Nevaeh deserves so much better than what I can give her. Will it always be like this? Even with my dad and me going legit? Will we always have to look over our shoulders, protect our loved ones from potential harm?

The woman sobs and places her hand against the stone, then she stands, and her eyes meet mine. “Ethan,” she breathes.

“Susan.” And it hits me… twelve years ago. She was the woman who comforted me. The woman who lost her baby. I knew I recognized her, but I couldn’t place from where. That day in the cemetery, I was so out of it. I had just lost Kelsi and our daughter. All I could remember was the woman who comforted me, but now that I see her standing in front of the grave, it’s obvious.

“I was eighteen years old,” she says, her eyes filled with unshed emotion. “I had a one-night stand and got pregnant.” She nods toward the stone. “My mother was so ashamed, she sent me away.
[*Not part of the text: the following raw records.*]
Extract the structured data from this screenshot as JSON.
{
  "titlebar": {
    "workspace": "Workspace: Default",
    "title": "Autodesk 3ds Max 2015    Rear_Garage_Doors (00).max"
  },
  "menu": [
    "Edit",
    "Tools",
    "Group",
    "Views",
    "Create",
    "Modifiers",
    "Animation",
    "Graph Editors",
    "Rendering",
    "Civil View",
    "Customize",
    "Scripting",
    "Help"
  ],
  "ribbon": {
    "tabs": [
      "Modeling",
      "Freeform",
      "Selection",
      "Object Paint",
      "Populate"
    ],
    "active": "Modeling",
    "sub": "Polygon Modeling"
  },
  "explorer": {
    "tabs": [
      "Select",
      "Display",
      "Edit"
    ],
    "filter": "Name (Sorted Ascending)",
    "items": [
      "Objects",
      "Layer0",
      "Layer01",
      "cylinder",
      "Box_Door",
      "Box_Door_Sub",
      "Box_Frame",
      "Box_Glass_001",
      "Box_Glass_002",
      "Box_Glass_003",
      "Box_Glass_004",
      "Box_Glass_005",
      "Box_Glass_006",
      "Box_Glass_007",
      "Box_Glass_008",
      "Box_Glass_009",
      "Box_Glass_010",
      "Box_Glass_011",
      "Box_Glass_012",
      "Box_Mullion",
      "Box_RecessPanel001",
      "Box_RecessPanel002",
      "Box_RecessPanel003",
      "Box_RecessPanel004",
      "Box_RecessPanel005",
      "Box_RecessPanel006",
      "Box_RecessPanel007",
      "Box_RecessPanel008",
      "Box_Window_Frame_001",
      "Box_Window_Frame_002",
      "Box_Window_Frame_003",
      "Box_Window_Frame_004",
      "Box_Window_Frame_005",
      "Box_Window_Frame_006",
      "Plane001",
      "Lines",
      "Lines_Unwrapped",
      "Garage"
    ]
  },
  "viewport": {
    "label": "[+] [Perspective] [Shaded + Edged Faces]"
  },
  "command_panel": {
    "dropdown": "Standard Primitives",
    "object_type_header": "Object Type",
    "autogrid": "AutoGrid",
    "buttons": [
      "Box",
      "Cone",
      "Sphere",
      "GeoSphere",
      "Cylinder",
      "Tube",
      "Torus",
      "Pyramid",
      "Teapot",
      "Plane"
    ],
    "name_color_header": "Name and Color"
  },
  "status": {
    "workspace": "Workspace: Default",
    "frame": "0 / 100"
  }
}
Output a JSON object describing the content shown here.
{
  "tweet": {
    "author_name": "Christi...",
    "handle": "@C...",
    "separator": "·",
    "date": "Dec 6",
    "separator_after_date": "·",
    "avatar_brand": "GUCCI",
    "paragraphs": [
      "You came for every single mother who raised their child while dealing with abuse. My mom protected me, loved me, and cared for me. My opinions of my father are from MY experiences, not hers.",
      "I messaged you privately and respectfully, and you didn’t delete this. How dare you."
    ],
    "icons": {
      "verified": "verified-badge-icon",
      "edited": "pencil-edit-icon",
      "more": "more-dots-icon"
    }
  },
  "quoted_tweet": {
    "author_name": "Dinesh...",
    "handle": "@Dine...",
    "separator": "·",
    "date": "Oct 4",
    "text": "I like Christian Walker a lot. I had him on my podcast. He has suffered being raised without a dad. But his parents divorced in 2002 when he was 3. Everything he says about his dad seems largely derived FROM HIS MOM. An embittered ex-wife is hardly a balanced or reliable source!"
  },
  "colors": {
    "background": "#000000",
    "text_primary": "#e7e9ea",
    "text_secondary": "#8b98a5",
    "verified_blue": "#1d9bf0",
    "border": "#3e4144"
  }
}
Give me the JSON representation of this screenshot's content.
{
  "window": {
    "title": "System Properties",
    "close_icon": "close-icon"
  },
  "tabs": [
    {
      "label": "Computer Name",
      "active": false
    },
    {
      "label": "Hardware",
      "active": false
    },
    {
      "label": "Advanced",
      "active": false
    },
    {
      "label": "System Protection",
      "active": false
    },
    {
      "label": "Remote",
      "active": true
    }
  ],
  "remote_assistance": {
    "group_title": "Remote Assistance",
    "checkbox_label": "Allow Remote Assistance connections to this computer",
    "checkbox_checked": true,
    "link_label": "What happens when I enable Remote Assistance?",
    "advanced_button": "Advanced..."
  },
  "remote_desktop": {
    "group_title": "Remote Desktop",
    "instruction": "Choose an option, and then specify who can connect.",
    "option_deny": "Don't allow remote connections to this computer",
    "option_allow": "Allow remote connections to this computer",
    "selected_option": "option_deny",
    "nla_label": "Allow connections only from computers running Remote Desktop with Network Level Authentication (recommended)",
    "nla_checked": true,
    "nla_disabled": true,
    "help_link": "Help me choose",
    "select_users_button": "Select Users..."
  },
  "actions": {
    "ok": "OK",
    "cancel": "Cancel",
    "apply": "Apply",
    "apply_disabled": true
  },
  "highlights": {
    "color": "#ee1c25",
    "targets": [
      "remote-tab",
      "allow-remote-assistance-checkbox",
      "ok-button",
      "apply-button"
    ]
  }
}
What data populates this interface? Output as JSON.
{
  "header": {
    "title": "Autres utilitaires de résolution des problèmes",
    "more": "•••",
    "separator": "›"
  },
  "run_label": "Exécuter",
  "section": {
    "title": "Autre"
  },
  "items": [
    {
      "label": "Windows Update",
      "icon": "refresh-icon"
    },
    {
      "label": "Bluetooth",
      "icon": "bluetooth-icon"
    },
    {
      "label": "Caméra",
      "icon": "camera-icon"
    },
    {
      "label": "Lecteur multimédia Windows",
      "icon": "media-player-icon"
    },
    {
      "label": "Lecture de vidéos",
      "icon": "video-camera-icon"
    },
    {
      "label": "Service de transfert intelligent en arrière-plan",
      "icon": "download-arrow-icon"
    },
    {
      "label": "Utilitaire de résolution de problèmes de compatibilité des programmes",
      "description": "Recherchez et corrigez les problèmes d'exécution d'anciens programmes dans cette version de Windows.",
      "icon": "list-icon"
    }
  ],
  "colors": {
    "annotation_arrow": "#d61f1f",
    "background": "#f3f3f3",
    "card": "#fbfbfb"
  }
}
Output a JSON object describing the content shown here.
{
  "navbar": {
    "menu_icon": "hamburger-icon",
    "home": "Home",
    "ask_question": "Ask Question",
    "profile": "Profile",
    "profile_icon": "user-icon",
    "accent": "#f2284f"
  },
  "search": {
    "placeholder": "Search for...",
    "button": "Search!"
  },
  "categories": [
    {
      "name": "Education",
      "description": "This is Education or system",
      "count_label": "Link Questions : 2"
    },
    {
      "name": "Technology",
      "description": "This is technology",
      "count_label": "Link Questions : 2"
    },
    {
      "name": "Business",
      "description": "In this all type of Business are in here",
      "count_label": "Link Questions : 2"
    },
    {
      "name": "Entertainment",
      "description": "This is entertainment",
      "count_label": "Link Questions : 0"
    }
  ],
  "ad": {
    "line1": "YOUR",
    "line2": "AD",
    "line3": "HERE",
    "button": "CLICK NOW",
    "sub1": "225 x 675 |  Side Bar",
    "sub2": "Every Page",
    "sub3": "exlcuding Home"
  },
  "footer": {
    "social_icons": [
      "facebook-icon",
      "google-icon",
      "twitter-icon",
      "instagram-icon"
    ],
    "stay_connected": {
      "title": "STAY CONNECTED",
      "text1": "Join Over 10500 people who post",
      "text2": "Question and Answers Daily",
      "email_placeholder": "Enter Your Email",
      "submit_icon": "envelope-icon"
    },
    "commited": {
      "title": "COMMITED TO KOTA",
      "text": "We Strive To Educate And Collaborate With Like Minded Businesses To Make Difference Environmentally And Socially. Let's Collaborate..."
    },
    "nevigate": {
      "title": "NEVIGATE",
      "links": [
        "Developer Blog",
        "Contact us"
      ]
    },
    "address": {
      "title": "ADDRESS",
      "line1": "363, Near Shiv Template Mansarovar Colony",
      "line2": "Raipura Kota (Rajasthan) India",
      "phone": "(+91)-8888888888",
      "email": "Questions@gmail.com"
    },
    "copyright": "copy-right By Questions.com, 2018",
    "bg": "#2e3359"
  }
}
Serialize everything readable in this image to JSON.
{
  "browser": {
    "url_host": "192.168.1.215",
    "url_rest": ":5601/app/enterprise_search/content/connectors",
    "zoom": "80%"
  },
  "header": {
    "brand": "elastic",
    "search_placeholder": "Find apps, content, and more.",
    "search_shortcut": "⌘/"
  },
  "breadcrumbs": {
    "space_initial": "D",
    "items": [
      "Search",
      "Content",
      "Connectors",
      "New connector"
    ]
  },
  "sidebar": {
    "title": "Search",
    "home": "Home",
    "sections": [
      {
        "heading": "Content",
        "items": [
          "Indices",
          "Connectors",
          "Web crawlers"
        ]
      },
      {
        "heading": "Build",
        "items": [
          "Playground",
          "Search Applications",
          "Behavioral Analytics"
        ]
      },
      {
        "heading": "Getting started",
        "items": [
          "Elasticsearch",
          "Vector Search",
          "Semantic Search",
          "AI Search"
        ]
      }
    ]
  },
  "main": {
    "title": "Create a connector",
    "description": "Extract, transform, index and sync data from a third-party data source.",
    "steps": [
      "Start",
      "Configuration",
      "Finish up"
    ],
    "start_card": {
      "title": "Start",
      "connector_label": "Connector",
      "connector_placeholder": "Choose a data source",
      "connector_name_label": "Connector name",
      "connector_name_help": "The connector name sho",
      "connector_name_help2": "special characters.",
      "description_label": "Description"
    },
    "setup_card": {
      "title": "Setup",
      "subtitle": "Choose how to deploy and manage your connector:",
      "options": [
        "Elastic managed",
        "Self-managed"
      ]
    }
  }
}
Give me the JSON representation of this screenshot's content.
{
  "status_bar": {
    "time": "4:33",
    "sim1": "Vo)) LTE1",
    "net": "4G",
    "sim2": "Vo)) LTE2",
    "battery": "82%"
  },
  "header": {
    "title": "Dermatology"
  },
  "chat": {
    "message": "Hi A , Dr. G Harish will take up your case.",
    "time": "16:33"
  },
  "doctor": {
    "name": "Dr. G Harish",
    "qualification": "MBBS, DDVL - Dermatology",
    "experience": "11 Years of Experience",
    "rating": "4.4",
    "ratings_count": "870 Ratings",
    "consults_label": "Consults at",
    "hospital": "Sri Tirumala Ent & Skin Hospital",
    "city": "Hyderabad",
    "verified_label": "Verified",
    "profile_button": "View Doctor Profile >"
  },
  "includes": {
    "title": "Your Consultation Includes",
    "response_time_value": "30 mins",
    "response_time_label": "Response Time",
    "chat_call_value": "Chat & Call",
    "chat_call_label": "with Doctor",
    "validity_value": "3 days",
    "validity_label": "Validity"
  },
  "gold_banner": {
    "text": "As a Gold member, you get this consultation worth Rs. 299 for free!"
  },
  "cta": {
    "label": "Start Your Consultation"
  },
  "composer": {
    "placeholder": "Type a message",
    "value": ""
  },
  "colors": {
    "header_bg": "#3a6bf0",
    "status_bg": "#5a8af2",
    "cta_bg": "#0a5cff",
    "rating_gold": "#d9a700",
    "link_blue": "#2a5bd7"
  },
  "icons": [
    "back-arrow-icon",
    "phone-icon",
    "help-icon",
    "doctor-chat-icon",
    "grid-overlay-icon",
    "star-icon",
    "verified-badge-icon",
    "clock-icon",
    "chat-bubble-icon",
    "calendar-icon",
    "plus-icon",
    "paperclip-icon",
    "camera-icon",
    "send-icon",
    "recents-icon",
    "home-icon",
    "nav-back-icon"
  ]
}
Eight months later, I gave birth to the most beautiful little girl, and three weeks later, she died. She was born with a brain defect and thedoctors said they had to operate. She never woke up.”

She hiccups through a sob and I pull her into my arms, comforting her the same way she did for me all those years ago. “I’m so sorry.” Now everything Nevaeh has told me makes sense.

“My mother told me it was God’s way of punishing me for my sins.”